Limitations and Strengths
Two intentional design aspects of this small pilot study—small sample size and short follow-up time—were nevertheless limitations. For example, as indicated earlier, we did not have adequate power to examine adherence by individual randomization arm; we similarly lacked the ability to explore adherence by partner type. Other predictors of adherence might have emerged with a larger sample. Our multivariate analyses attempted to minimize this sample size limitation by initially dividing variables into separate domains and assessing the individual and joint impact of each variable within these domains. This approach, however, could fail to detect confounding relationships across domains because some factors were dropped at the domain level and not taken forward to the combined model. The pattern of increased adherence with increased follow-up time may not persist past the short follow-up of this pilot. An additional limitation is that sexual behavior data, including measures used to calculate adherence, were self-reported and may suffer from recall or social desirability biases.

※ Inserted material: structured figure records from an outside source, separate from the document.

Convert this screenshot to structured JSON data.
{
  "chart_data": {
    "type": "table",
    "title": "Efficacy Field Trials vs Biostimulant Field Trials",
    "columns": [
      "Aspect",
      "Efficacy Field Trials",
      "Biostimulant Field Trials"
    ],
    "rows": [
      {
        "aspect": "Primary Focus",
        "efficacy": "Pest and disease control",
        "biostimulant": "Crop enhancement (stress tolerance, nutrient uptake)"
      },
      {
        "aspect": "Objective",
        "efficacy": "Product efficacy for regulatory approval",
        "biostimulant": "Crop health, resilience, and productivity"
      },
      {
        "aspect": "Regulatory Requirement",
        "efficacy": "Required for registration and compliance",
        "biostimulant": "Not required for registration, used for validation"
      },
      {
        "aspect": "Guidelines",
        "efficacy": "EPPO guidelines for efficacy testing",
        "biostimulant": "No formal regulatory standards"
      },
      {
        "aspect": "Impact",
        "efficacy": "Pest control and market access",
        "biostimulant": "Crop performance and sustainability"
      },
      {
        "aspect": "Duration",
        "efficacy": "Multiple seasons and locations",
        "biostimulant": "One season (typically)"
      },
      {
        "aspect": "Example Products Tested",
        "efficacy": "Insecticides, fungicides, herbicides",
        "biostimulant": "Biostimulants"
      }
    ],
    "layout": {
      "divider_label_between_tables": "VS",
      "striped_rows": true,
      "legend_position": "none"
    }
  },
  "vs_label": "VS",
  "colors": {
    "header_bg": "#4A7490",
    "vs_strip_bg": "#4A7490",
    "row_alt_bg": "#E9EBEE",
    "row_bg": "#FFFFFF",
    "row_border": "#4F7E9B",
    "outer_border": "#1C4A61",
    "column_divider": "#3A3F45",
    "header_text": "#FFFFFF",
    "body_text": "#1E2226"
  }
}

These limitations are offset by several strengths. First, no previous study has explored factors associated with adherence for a combination microbicide-diaphragm prevention package. Second, participants were randomized, reducing the likelihood of baseline imbalance in the distribution of characteristics that may be associated with adherence. Third, our analysis methods allowed proper computation of associations given repeated measurements on participants. Fourth, because FSW behavior has been documented to vary by partner type,24 we collected predictor data separately for casual and regular partners. Finally, the FSWs in this study are a highly relevant population group: they are at extremely high STI risk, yet have reduced ability to negotiate condom use.
The goal of this analysis was to identify factors that could be used to maximize adherent use of experimental study products in an upcoming effectiveness trial. Some variables that we hypothesized might be associated with product use were not related to adherence, including education, socioeconomic status, and vaginal hygiene practices. However, several factors were associated with increased adherence and will be integrated into counseling scripts and trial protocols.
At least 16 candidate vaginal microbicides are currently in various stages of human testing. A recent clinical trial among women in Zimbabwe and South Africa indicated that a prevention package of the diaphragm, lubricant gel, and condoms was no more effective than condoms alone at preventing HIV or STI acquisition,25,26 and differential adherence between the randomization arms may have masked a treatment effect.25 Finding an effective female-controlled method is clearly an important research priority, and exploring which characteristics make women choose to use it may be just as important.